La mise en relation peut se faire via divers intermédiaires, conseils financiers, banques d’affaires, experts-comptables… Dans le cas de notre groupement, les sociétés de gestion peuvent être directement sollicitées par des sociétés qu’elles ont en portefeuille, que ce soit en equity ou en dette ; dans ce cas, la société de gestion concernée se déporte en raison du conflit d’intérêts et confie l’instruction du dossier à l'un de ses partenaires au sein du groupement Territoires de Croissance.

Ensuite, l’instruction se fait comme dans un dossier de crédit classique, avec une analyse qui repose sur des documents et prévisions fournis par l’entreprise et des discussions entre le management et le gérant avant un passage en comité d’investissement. Chaque groupement a sa propre gouvernance en la matière. De manière générale, l'émission des OR peut être réalisée quelques semaines après les premiers contacts à ce sujet.

L’entreprise qui recherche des OR et se trouve en discussion avec une société de gestion doit aller chercher un "token" sur une plateforme gérée par Bpifrance ; elle ne pourra donc pas en solliciter auprès de plusieurs sociétés de gestion.

La documentation juridique est quasiment prête sous un format standardisé ; la plupart des clauses prérédigées ne sont pas négociables. Les sociétés de gestion, en s’appuyant sur des cabinets d’avocats comme CMS Francis Lefebvre, doivent renseigner certaines clauses - comme celles relatives au montant ou au taux d’intérêt - et peuvent en compléter ou en ajouter à condition de ne pas contrevenir aux principes de base des OR, en particulier la maturité, la subordination, l’absence de sûretés, etc.

Le quantum finançable pour les ETI fait encore débat entre les sociétés de gestion et le Trésor et un groupe de travail est en place pour lever les divergences d'interprétation, ce qui devrait être le cas courant février.

Comment s’effectue l’articulation entre les obligations Relance et les prêts participatifs Relance ("PPR") ? Ces produits vous paraissent-ils complémentaires ?

Les PPR sont sourcés par des banques et les OR par des sociétés de gestion ; les deux mécanismes sont gérés par des sociétés de gestion et subordonnés. Les PPR sont amortissables et les OR sont remboursables in fine. Il n’y a pas de grande différence entre les deux en dehors de ces aspects-là.

Les OR et les PPR sont cumulables à condition de ne pas dépasser un seuil proportionnel à la taille de l’entreprise, étant rappelé qu'à ce plafond s’ajoute celui prévu en intégrant les PGE.

Ce produit peut-il encore être amélioré ? Si oui, quels seraient selon vous les grands axes de développement ?
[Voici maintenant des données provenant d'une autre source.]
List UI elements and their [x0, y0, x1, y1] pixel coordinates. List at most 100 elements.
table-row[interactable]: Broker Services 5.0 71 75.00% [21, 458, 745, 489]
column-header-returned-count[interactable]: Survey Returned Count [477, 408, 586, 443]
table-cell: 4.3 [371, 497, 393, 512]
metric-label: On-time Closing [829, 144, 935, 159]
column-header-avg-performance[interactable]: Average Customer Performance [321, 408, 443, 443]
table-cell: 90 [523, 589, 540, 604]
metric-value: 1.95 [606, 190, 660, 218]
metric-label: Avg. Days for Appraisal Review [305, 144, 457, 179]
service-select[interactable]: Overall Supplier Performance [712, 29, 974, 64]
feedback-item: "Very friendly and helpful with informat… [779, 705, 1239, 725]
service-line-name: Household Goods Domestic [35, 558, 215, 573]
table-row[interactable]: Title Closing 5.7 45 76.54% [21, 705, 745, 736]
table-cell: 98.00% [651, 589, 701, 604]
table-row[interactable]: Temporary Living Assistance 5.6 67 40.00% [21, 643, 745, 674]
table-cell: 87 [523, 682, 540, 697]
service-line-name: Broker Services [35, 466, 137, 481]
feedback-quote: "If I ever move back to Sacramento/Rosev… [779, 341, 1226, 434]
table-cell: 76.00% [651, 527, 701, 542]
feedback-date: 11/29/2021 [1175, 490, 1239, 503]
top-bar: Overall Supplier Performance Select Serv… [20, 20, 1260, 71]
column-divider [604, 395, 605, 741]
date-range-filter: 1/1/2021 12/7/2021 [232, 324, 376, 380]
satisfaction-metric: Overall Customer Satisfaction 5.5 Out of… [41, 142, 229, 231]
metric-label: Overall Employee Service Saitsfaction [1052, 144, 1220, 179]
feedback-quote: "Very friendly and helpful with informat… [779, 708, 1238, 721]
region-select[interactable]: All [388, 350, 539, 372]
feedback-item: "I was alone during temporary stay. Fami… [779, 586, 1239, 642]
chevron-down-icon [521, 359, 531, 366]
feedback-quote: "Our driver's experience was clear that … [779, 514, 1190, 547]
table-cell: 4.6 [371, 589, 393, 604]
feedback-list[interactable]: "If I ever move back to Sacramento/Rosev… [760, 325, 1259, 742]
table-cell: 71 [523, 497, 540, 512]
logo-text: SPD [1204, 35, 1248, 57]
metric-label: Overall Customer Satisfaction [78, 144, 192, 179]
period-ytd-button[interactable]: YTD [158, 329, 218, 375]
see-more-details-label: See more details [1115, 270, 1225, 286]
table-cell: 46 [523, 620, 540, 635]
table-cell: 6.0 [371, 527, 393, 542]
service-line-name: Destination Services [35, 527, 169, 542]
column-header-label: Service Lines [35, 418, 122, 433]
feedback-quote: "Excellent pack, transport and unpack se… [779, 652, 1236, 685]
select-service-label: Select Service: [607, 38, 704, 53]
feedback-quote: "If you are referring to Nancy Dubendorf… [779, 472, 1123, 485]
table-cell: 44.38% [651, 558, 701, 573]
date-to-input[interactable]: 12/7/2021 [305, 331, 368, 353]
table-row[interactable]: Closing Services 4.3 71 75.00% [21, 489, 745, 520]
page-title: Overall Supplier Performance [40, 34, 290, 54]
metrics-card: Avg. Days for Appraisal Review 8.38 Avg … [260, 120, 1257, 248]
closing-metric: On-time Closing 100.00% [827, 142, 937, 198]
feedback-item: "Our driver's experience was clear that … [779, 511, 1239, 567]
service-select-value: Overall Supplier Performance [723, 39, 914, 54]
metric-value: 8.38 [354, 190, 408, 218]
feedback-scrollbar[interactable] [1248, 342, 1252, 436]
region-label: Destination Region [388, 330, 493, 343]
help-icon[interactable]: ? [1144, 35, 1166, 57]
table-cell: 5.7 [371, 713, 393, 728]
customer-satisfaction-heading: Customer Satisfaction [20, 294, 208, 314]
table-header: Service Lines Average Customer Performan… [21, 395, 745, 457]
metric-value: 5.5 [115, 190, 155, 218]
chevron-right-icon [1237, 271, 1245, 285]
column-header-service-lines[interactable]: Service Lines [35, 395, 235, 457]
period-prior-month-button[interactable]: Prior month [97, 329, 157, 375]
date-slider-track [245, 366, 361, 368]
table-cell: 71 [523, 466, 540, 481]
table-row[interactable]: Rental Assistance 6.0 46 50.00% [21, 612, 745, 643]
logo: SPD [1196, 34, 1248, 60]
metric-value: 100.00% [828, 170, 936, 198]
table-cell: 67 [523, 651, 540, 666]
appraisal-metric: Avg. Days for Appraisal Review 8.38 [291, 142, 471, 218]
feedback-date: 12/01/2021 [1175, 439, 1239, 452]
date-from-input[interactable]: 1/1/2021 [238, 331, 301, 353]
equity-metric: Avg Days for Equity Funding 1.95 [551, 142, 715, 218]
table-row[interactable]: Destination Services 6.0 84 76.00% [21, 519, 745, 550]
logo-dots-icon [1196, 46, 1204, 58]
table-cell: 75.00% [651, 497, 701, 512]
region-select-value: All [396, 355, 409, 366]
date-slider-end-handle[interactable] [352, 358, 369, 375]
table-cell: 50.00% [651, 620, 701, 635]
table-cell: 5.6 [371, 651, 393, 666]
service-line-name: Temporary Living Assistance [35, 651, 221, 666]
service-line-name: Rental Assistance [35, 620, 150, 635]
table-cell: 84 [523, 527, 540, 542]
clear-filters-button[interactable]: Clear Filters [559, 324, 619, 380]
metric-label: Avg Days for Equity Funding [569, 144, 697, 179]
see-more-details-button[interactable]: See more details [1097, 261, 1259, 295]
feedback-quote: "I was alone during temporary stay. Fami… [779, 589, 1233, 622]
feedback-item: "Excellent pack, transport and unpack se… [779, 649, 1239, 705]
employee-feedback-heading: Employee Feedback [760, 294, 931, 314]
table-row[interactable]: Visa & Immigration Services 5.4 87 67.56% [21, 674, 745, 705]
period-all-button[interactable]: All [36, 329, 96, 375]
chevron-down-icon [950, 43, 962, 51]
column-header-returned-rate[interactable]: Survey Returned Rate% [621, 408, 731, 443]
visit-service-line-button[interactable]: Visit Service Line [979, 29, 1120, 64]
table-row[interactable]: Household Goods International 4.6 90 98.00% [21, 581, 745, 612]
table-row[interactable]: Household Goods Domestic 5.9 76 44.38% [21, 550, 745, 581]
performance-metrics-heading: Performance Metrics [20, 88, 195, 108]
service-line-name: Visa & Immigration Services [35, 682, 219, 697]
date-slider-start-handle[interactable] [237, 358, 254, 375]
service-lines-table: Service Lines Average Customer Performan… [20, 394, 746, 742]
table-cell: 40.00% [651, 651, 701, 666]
Les derniers ajustements sont en cours, comme la clarification du dimensionnement pour les ETI, qui fait encore l’objet d’un certain flou. On aurait pu souhaiter également un amortissement progressif des OR, éventuellement avec un différé d’amortissement de 4 ou 5 ans, afin d’éviter de confronter les emprunteurs à une échéance de dette importante à l’issue des 8 ans. Enfin, le dispositif cessera son déploiement au 30 juin 2022 mais il est fortement envisagé de le prolonger jusqu’à fin 2023 (la loi de finances initiale pour 2022 le prévoit pour le moment, sous réserve de l'accord de la Commission européenne) ; cette prorogation sera une amélioration en elle-même.